Using the formula $P(X = k) = {}^nC_k p^k q^{n-k}$:
$P(X = 0) = {}^5C_0 (\frac{1}{3})^0 (\frac{2}{3})^5 = 1 \times 1 \times \frac{32}{243} = \frac{32}{243}$.
$P(X = 1) = {}^5C_1 (\frac{1}{3})^1 (\frac{2}{3})^4 = 5 \times \frac{1}{3} \times \frac{16}{81} = \frac{80}{243}$.
$P(X = 2) = {}^5C_2 (\frac{1}{3})^2 (\frac{2}{3})^3 = 10 \times \frac{1}{9} \times \frac{8}{27} = \frac{80}{243}$.
Summing these probabilities: $P(X \leq 2) = \frac{32}{243} + \frac{80}{243} + \frac{80}{243} = \frac{192}{243} = \frac{64}{81}$.

(B) The number of errors per page follows a Poisson distribution with parameter $\lambda = \frac{60}{600} = 0.1$.
The probability mass function is given by $P(X=x) = \frac{e^{-\lambda} \lambda^x}{x!} = \frac{e^{-0.1} (0.1)^x}{x!}$.
We need to find the probability that a page contains at most two errors,which is $P(X \le 2) = P(X=0) + P(X=1) + P(X=2)$.
$P(X=0) = \frac{e^{-0.1} (0.1)^0}{0!} = e^{-0.1}$.
$P(X=1) = \frac{e^{-0.1} (0.1)^1}{1!} = 0.1 e^{-0.1}$.
$P(X=2) = \frac{e^{-0.1} (0.1)^2}{2!} = \frac{0.01}{2} e^{-0.1} = 0.005 e^{-0.1}$.
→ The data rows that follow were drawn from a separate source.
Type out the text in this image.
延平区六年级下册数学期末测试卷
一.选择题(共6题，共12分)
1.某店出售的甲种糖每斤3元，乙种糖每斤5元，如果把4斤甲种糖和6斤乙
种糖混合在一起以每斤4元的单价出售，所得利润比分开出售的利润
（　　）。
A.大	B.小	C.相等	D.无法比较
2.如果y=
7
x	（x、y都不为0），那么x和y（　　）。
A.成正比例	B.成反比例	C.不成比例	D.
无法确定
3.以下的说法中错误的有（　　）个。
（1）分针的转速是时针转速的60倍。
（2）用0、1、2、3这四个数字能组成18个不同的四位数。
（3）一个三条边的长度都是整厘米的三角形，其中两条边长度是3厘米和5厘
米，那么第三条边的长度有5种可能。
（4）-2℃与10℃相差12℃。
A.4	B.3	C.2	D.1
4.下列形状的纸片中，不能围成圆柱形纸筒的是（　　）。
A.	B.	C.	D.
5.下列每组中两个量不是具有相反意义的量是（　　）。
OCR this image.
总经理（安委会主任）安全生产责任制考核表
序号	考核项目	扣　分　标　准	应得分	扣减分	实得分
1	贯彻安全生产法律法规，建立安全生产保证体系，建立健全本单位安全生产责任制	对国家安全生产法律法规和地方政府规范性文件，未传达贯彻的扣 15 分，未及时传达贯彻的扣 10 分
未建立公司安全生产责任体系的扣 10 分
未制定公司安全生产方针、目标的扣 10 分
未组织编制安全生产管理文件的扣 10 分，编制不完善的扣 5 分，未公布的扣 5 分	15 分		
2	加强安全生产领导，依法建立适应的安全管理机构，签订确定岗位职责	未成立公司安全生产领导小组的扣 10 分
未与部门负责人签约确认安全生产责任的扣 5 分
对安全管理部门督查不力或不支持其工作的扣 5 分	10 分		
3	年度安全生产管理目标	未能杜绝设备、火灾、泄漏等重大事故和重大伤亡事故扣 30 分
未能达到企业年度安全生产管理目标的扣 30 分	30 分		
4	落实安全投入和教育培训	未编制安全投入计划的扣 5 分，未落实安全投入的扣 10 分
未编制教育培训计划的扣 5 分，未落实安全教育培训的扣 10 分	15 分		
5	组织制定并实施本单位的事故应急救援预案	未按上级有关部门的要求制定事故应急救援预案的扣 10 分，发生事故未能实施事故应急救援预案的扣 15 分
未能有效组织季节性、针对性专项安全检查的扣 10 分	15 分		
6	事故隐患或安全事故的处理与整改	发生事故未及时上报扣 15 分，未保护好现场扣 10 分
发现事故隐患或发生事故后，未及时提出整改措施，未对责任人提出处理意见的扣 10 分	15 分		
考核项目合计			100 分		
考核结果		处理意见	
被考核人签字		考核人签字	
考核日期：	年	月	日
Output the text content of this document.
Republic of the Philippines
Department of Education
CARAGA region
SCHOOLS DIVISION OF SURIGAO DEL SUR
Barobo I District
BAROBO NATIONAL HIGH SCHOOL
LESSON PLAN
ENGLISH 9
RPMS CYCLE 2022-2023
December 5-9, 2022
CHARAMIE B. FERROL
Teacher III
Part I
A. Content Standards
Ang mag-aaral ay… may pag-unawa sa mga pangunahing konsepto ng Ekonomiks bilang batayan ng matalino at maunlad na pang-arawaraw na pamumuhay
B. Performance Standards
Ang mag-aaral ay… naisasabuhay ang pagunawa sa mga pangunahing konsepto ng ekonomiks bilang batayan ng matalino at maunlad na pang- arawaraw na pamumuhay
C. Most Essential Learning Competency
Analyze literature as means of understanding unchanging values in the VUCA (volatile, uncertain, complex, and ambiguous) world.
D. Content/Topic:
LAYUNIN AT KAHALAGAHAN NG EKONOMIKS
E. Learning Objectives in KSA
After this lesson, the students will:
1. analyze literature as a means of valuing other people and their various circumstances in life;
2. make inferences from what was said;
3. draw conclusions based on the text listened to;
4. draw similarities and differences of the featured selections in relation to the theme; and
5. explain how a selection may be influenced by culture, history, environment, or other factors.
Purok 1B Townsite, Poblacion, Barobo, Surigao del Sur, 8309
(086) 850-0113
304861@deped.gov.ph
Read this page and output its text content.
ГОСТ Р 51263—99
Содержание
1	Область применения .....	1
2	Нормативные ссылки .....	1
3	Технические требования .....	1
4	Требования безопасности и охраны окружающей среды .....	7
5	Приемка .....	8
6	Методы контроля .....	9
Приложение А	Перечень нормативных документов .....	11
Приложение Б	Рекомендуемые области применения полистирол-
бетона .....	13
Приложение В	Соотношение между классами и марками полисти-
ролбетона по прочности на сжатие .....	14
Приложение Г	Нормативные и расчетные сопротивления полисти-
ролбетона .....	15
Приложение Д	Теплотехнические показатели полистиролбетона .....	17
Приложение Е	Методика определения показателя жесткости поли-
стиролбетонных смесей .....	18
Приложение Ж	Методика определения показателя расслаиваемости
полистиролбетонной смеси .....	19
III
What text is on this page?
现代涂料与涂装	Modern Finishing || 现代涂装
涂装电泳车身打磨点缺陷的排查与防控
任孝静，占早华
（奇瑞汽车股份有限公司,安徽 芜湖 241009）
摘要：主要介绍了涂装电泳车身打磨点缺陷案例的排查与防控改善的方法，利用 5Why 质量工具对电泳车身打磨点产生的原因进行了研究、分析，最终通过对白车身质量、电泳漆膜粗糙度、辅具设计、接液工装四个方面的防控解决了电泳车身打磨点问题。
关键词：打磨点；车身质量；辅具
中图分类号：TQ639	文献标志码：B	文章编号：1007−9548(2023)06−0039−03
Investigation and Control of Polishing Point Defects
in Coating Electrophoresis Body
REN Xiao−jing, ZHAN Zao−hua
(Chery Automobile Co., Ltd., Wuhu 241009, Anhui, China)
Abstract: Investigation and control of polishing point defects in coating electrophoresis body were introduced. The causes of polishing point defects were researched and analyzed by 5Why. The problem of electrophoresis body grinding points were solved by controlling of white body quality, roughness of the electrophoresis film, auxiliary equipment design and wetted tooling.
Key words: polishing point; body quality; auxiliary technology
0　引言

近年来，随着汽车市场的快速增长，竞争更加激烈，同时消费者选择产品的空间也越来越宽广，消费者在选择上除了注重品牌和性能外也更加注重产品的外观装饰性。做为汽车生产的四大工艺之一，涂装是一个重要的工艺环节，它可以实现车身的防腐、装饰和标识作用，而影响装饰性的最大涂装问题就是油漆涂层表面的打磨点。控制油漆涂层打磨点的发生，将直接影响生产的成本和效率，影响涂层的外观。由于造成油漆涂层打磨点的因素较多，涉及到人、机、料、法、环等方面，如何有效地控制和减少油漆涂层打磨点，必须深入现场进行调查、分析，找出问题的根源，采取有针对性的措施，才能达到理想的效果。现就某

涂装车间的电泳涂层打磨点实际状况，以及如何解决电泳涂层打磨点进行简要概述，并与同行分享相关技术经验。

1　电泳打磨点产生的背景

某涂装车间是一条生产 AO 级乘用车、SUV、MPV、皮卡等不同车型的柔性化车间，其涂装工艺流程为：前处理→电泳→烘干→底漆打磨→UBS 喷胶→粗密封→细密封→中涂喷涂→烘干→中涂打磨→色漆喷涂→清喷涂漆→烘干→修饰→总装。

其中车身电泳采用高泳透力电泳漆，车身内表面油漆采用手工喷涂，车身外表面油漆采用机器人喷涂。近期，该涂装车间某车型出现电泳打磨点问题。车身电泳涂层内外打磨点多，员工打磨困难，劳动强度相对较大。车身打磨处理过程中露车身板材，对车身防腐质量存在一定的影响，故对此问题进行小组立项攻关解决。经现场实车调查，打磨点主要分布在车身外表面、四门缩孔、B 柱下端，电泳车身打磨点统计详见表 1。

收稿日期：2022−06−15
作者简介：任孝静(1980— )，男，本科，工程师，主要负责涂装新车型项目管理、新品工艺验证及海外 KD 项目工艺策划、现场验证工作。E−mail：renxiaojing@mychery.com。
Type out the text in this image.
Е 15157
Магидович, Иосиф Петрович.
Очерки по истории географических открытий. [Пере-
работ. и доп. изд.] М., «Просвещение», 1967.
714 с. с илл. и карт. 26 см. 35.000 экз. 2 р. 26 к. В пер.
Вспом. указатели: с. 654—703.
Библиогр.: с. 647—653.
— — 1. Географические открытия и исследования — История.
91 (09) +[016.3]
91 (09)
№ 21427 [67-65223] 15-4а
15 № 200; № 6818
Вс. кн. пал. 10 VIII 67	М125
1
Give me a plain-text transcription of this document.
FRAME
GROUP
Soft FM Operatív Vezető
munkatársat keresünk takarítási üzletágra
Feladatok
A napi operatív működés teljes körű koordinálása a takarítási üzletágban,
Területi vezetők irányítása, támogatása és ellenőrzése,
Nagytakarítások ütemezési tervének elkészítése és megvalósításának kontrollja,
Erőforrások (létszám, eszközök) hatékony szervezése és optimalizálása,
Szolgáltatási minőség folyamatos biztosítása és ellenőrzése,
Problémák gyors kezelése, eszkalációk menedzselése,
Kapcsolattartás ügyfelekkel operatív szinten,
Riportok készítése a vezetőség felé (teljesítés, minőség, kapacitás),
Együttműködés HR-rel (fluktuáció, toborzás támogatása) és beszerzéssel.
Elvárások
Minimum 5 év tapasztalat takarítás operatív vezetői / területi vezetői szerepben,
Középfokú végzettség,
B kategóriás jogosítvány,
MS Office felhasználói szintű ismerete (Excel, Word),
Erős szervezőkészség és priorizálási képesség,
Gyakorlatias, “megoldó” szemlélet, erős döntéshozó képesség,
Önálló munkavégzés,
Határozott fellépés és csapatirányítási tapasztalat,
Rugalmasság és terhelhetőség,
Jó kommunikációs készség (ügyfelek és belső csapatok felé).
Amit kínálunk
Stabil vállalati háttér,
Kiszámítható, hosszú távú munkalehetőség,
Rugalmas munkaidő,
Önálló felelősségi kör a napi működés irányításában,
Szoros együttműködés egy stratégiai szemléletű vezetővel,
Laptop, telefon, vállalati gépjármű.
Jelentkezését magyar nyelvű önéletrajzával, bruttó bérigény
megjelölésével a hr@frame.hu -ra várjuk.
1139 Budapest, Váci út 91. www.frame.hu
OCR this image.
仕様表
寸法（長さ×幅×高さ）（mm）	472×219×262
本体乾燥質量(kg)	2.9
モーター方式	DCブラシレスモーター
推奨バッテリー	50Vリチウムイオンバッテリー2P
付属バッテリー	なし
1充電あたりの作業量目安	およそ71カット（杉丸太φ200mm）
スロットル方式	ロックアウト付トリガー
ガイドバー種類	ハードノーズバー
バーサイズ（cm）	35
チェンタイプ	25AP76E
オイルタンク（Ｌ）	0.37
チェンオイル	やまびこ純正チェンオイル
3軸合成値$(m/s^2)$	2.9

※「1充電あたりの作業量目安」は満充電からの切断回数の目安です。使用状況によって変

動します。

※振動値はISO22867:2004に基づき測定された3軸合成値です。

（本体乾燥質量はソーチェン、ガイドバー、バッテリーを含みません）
Adding these probabilities: $P(X \le 2) = e^{-0.1} (1 + 0.1 + 0.005) = e^{-0.1} (1.105) = e^{-0.1} \left(\frac{1105}{1000}\right) = e^{-0.1} \left(\frac{221}{200}\right) = \frac{1}{e^{0.1}} \left(\frac{221}{200}\right)$.